Kayu dan papan sepertinya sama,tapi
dalam proses pembuatan Bidar keduanya berbeda. Bidar
kayu terbuat dari satu gelondong batang yang dilubangi tengahnya. Bentuknya
tidak sebagus Bidar papan, tapi Bidar
kayu sangat kuat.Bidar kayu atau sering juga
disebut perahu lesung sekarang sudah
tidak dibuat lagi di Sumatera Selatan.
Nah,Bidar besar (besak ) yang sekarang digunakan
untuk lomba bidar di Sungai Musi masuk kategori Bidar papan. Dibuat dari kayu
yang sudah berubah bentuk, menjadi papan, sento dan balok.
Sebagai perahu balap, Bidar besak punya spek yang mengesankan. Panjangnya 26 meter. Bagian terluas perahu lebarnya 137 cm.Tinggi perahu diukur dari bagian paling dalamnya adalah 70 cm.
Bidar Adalah Perahu Perang
Berbeda dengan narasi yang selama ini
yang menyebut bahwa Bidar adalah akronim
dari biduk lancar.Ternyata dalam Kamus Besar Bahasa Indonesia, Bidar diartikan
sebagai perahu perang. Suatu
gelar yang tidak diberikan pada sembarang perahu.
Perahu perang adalah julukan yang
menandakan fungsi Bidar pada zaman
dahulu. Pada masa Kesultanan Palembang Darussalam ada Bidar Pecalang. Mirip
bentuknya dengan Bidar besak tapi beda ukuran.
Pecalang digunakan sebagai perahu patroli
keamanan sungai dan kendaraan dinas
pejabat kesultanan. Panjangnya 18 meter dan dilengkapi atribut khusus. Atribut menunjukan jabatan
pemilik atau gugus tugas Pecalang tersebut.

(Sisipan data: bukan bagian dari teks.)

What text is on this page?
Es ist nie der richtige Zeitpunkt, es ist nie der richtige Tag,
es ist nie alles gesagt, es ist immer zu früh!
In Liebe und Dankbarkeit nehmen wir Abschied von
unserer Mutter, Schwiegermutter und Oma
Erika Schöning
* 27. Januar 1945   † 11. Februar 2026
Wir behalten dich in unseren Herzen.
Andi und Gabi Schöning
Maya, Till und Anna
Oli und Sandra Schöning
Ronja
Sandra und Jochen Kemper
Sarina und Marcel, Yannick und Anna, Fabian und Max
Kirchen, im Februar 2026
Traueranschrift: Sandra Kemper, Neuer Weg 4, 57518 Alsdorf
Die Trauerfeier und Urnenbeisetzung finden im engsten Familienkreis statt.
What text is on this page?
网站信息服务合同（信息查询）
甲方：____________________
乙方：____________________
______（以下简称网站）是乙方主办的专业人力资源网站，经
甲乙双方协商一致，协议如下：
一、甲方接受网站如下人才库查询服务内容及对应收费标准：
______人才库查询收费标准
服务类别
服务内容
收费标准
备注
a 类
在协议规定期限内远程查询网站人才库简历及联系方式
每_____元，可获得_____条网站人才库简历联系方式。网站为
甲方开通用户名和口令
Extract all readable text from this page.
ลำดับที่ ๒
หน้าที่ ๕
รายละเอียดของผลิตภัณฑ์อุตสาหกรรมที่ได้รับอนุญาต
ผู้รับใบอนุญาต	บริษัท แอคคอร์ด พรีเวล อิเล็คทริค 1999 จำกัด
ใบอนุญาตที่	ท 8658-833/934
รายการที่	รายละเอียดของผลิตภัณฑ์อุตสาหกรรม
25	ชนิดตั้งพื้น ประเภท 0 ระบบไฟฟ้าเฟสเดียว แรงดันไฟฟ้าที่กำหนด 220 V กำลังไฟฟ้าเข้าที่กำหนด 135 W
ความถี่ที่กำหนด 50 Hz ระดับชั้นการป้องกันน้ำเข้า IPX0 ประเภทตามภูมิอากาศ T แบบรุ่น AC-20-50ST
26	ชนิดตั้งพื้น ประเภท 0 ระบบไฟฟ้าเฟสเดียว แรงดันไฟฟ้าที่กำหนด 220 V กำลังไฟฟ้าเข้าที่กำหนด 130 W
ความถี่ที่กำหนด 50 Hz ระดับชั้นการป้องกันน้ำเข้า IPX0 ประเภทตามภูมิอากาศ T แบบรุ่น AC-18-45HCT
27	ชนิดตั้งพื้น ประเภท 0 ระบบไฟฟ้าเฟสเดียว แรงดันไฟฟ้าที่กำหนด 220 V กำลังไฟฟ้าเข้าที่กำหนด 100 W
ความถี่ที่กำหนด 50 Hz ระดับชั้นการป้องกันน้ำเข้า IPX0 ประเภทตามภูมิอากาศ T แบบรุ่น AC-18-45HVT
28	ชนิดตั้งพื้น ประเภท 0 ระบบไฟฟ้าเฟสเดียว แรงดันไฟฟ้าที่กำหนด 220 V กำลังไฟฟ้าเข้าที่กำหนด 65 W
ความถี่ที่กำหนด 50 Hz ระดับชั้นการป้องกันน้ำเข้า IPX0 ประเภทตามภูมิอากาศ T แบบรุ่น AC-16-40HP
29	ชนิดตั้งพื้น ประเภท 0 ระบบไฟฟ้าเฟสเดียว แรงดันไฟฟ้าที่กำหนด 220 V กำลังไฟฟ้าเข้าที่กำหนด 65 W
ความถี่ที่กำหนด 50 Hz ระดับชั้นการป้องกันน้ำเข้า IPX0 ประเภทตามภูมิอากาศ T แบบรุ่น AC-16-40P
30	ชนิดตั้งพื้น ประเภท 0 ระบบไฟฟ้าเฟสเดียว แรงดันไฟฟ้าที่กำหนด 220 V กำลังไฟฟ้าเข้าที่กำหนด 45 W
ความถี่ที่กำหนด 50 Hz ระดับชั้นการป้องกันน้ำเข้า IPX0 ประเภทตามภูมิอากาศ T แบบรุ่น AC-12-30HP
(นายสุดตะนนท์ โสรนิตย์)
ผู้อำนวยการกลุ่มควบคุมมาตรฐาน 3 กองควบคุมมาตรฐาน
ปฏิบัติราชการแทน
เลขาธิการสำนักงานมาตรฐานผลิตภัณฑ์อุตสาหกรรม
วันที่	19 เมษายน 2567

Zaman now, Bidar sudah tidak lagi membawa pejabat atau prajurit menuju medan laga.Tapi perahu ini masih memiliki ciri perahu perang.
Bidar besak yang berlomba di Sungai Musi dapat memuat 58 awak perahu. Jumlah yang setara dengan 1
pleton tentara. Personel yang direkut masuk regu Bidar juga tidak
sembarangan.Harus memiliki kompetensi dibidangnya. Layaknya satuan militer,
pleton Bidar juga punya struktur organisasi dan rantai komando.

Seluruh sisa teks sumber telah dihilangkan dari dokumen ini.